According to a recent Cloudera survey of more than 100 customers, more than 70 percent of enterprises surveyed said they are actively exploring how to extract value from big data as a chief business imperative, and the survey found operational IT efficiency and competitive advantage as the main business drivers for adopting the Hadoop platform. However, 78 percent of customers said they need faster queries on Hadoop.
Impala was designed following a flexible data model so it can work over more complex data than a data warehouse and it offers interactive queries expressed in industry-standard SQL. Data and IT analysts can use the platform to access a range of data types and data volumes from information stored in HDFS or HBase.

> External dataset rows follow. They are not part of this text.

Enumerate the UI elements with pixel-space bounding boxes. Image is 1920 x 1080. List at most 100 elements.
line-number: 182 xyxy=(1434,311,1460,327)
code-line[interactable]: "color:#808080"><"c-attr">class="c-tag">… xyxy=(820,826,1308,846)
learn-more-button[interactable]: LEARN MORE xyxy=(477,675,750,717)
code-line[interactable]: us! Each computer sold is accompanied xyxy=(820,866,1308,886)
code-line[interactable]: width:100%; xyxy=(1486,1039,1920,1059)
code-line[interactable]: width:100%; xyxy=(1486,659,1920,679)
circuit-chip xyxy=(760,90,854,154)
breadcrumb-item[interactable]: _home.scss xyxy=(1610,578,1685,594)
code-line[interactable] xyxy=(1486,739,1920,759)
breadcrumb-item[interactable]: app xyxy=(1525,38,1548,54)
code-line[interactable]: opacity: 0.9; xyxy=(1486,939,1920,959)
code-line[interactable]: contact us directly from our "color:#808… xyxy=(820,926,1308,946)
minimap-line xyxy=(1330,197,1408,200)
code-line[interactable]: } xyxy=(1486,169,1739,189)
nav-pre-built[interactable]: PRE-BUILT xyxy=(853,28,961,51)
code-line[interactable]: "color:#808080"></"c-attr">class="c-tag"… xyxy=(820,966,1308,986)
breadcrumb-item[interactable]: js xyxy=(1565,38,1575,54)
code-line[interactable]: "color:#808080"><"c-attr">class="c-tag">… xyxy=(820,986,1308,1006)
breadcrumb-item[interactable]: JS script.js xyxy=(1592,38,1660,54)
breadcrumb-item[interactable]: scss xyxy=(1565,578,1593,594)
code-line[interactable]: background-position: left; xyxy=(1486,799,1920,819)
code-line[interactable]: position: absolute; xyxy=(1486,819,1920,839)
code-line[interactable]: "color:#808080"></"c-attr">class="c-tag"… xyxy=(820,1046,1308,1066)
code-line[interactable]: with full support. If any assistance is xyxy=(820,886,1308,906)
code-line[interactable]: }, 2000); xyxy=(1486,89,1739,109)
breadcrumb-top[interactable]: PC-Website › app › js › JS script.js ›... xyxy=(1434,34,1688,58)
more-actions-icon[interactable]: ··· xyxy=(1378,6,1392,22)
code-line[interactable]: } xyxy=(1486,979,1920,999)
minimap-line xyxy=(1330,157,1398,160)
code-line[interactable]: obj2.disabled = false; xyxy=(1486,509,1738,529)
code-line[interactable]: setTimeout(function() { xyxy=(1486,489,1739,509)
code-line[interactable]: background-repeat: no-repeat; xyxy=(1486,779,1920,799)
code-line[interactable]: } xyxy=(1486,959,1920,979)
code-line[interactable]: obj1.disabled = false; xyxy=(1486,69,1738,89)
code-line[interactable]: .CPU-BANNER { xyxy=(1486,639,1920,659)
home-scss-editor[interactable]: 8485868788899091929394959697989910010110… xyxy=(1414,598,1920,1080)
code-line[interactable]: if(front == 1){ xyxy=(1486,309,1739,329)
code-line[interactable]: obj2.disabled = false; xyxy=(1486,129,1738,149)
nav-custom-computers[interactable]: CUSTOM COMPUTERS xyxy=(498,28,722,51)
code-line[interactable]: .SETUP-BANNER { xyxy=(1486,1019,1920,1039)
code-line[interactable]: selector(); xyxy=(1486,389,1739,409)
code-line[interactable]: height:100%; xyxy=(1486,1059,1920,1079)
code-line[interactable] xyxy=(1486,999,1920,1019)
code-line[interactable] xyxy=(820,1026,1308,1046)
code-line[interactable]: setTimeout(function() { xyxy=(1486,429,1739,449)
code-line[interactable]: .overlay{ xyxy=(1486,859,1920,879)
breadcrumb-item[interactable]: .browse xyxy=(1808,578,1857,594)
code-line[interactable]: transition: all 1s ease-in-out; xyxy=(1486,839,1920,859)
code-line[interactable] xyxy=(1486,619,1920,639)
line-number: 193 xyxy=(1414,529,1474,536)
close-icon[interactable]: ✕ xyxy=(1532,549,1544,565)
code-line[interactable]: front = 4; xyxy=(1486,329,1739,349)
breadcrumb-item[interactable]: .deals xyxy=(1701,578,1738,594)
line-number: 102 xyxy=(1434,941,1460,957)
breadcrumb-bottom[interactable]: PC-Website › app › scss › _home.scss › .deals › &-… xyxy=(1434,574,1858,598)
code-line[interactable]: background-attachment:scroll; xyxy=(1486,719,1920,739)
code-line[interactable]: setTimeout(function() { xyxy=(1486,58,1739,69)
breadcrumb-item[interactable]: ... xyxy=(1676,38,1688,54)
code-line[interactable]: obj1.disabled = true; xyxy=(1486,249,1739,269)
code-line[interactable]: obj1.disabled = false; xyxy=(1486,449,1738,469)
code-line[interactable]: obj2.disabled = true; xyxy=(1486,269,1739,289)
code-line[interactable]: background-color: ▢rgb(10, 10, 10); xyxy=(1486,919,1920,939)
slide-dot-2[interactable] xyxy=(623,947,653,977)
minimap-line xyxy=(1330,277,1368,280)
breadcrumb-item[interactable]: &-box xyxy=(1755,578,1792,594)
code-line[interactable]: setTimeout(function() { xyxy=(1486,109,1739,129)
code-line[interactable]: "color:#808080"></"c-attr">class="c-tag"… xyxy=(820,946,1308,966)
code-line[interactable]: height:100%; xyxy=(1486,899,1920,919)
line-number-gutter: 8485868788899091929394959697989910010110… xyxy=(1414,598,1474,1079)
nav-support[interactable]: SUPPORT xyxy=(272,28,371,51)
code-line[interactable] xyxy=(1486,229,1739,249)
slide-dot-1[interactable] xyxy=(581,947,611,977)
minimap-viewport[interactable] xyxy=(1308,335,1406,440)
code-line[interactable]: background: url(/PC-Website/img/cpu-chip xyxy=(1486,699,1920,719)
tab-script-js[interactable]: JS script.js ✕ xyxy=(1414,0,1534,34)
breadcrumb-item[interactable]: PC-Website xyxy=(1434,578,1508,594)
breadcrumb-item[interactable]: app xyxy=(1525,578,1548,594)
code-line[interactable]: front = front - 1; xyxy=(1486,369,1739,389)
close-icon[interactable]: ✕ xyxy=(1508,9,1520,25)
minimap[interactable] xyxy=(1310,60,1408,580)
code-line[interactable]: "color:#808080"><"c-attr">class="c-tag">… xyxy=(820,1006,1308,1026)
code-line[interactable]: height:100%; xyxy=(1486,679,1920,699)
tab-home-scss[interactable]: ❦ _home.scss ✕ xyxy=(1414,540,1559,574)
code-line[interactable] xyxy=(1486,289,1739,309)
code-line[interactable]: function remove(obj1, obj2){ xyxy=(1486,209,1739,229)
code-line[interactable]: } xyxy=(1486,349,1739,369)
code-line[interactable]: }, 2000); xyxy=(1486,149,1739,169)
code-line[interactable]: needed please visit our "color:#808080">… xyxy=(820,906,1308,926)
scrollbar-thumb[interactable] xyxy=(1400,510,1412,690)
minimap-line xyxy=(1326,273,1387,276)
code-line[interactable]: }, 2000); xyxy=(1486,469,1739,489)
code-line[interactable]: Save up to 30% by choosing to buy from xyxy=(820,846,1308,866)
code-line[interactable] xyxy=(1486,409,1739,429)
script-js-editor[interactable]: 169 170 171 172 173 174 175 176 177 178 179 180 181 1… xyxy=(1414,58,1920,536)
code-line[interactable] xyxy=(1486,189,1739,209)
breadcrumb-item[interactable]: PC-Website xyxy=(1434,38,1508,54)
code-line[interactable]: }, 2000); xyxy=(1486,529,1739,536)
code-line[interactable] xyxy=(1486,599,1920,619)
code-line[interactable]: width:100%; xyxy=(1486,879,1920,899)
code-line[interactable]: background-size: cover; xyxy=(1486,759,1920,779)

The travel search site Expedia, for example, manages more than 4 petabytes of data using Cloudera Enterprise, and the addition of Impala allows the company to work on one single platform for big data, rather than disparate systems for archiving, extract, transform and load (ETL) and analytics.
“We have already seen high levels of interest in, and adoption of, Hadoop by enterprises for low-cost storage and transformational processing of large volumes of data, but have argued that for Hadoop to gain more adoption for analytic workloads, we need to see analytic tools taking full advantage of Hadoop’s scalable parallel processing architecture,” Matt Aslett, 451 Research’s data management and analytics specialist, said in a statement. “Enterprise RTQ and Impala look to be a significant step in enabling enterprises to take advantage of existing SQL skills and tools to realize the potential of real-time analytics against large volumes of structured and unstructured data stored in Hadoop.”